I remember the first time I filled a group-coaching program. My first ever five figure launch! I‘d been dreaming of it for years but when it actually happened…
I was thrilled for like a day and then terror set in.
Has this ever happened to you? That thing you’ve worked so hard for, that thing you’ve dreamed about, visualized, pray rain journaled about… finally happens and before you can finish that glass of champagne… TERROR.
And then you start wishing you could go back to the old days when everything was quiet, predictable, and most of all, comfortable.
The terror you feel comes courtesy of “The Voice.” (Queue sound effects: da da daaaaaaaa.)
When good things happen, “The Voice” will stop at nothing to offer any combination of the following 3 Big Buts…
Yeah but you’re too old, too fat, too thin, too poor, too brown. Yeah but it’s already been done, yeah but you have nothing new to say, yeah but you don’t have the right credentials….

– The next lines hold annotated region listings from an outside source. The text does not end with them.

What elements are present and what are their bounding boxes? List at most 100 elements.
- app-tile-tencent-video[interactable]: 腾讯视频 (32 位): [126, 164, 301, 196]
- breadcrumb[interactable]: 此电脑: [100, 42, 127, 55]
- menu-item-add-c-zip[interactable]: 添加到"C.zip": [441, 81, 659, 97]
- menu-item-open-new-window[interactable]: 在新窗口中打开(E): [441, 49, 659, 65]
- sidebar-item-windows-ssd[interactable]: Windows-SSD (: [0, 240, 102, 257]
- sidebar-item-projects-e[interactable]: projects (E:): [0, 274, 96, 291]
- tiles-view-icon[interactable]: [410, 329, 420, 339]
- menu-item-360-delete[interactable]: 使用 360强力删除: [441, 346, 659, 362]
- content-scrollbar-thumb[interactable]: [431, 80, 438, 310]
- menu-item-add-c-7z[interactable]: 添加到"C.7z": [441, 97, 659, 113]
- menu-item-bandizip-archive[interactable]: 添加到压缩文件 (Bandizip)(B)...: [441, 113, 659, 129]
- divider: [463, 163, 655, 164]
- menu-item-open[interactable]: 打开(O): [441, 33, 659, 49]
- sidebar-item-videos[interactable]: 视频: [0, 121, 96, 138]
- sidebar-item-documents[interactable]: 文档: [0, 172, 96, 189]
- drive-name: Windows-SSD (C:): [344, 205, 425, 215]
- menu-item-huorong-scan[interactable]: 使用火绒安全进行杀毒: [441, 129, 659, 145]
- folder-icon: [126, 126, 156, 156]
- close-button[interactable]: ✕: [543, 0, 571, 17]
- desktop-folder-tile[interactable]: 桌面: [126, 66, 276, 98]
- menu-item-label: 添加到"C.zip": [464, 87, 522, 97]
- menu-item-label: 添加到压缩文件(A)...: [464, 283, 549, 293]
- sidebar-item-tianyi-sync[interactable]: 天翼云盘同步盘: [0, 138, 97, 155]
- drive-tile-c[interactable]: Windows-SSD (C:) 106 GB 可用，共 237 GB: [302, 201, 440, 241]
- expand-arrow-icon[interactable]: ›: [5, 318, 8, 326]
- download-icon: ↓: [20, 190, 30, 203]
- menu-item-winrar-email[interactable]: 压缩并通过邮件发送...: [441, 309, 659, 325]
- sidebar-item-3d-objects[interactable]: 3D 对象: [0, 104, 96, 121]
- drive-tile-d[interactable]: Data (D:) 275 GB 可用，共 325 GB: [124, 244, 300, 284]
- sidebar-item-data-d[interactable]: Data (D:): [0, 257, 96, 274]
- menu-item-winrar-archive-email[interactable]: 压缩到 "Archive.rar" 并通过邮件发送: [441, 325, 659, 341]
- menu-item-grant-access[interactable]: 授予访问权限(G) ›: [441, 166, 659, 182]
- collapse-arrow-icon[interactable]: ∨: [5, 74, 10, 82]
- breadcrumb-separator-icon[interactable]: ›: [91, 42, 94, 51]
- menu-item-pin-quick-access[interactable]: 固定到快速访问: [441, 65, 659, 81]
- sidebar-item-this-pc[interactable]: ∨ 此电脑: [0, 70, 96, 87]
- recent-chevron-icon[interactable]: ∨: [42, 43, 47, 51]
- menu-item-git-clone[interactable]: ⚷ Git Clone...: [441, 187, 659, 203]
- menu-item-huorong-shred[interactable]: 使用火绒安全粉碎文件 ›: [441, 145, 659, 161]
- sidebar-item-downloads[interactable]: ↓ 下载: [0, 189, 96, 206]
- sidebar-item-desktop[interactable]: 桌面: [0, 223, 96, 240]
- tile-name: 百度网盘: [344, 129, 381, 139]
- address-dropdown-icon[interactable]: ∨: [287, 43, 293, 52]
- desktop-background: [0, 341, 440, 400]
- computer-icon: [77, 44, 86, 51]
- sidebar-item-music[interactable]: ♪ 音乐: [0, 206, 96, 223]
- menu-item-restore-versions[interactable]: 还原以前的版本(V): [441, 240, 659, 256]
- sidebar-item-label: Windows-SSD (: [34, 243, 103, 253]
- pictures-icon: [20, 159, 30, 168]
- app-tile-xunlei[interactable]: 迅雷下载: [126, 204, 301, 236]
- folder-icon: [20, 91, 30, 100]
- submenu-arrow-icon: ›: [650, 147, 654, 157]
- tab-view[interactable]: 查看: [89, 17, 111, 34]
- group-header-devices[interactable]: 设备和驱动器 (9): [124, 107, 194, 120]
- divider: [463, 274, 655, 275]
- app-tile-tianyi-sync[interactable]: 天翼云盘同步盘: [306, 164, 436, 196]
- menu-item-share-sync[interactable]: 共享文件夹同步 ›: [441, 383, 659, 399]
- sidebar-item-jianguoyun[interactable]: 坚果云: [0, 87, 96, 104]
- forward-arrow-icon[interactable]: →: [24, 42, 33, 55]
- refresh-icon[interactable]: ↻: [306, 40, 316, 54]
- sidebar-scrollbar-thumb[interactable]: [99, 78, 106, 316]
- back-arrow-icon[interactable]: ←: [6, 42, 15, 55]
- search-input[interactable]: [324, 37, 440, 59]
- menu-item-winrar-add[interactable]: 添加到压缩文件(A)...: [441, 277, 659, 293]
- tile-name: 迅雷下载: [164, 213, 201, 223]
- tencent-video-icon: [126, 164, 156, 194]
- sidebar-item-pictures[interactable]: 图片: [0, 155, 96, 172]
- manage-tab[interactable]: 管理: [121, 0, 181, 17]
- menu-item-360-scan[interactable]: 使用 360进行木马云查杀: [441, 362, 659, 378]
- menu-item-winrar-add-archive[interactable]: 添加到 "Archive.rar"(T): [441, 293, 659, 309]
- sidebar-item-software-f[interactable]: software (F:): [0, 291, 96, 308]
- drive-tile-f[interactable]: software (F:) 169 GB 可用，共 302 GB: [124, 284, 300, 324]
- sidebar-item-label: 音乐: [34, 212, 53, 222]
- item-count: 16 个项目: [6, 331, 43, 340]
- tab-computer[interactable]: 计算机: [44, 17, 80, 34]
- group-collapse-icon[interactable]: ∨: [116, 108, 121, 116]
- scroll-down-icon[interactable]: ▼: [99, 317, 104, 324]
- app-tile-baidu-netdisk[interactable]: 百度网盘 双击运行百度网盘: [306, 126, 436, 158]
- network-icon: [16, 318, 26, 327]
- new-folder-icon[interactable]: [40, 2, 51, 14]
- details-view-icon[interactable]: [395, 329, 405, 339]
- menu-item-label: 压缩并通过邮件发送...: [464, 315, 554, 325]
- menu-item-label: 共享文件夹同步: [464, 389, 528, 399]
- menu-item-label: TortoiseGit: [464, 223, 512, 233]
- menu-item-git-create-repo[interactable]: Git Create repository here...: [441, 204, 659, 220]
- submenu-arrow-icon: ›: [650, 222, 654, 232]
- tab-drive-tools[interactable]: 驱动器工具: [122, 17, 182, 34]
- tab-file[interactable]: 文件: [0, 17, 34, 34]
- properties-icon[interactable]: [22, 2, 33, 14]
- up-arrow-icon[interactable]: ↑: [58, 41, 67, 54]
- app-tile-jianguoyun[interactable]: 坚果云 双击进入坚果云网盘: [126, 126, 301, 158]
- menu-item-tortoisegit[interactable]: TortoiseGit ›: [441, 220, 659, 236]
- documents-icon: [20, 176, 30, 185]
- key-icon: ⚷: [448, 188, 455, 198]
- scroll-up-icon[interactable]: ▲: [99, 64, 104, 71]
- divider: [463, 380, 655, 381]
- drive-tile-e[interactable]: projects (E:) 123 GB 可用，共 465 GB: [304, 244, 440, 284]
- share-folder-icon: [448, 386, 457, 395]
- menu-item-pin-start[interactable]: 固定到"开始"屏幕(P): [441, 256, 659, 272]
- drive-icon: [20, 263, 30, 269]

Then there’s “But what if…?”
(Insert anything that could possibly go wrong.)
What if people laugh?
What if nobody comes?
What if they hate it?
What if there’s a typo?
And the last Big But … this is the one “The Voice” likes to use to close the deal:
“But. You. Will. Fail.”
When I filled my program, THIS is what was going through my head:
… who are you to be leading this group?
… what makes you so special?
… they don’t see the value in this program?
… they hate it?
… they hate you?
… they want their money back?
And of course but…
You. Amy Pearson. Will. Fail.
So here’s the thing you need to know about “The Voice:”
It never goes away.
There will always be fear. It will always be uncomfortable. There is never a point when you will have your shit totally together.
I don’t care how much coaching, talk therapy, meditation or yoga you do; the idea that you can eliminate fear from your life is a dangerous expectation that will keep you forever on the sidelines. [Tweet that!]
“The obstacle is the way.” That’s Ryan Holiday. “The cave you fear to enter holds the treasure that you seek.” That’s Joseph Campbell.
So I acknowledged the discomfort. Said hello to it. And I thanked “The Voice” for its input. Then I ran my program anyway. Because avoiding the fear would have been the REAL failure.
Nobody asked for their money back.
Nobody told me they hated it.
Nobody told me they hated me.
And I SO did NOT fail.
So stop letting The Voice keep you from really living “your one wild and precious life,” get out there and feel it all, the good, the bad and the terrifying.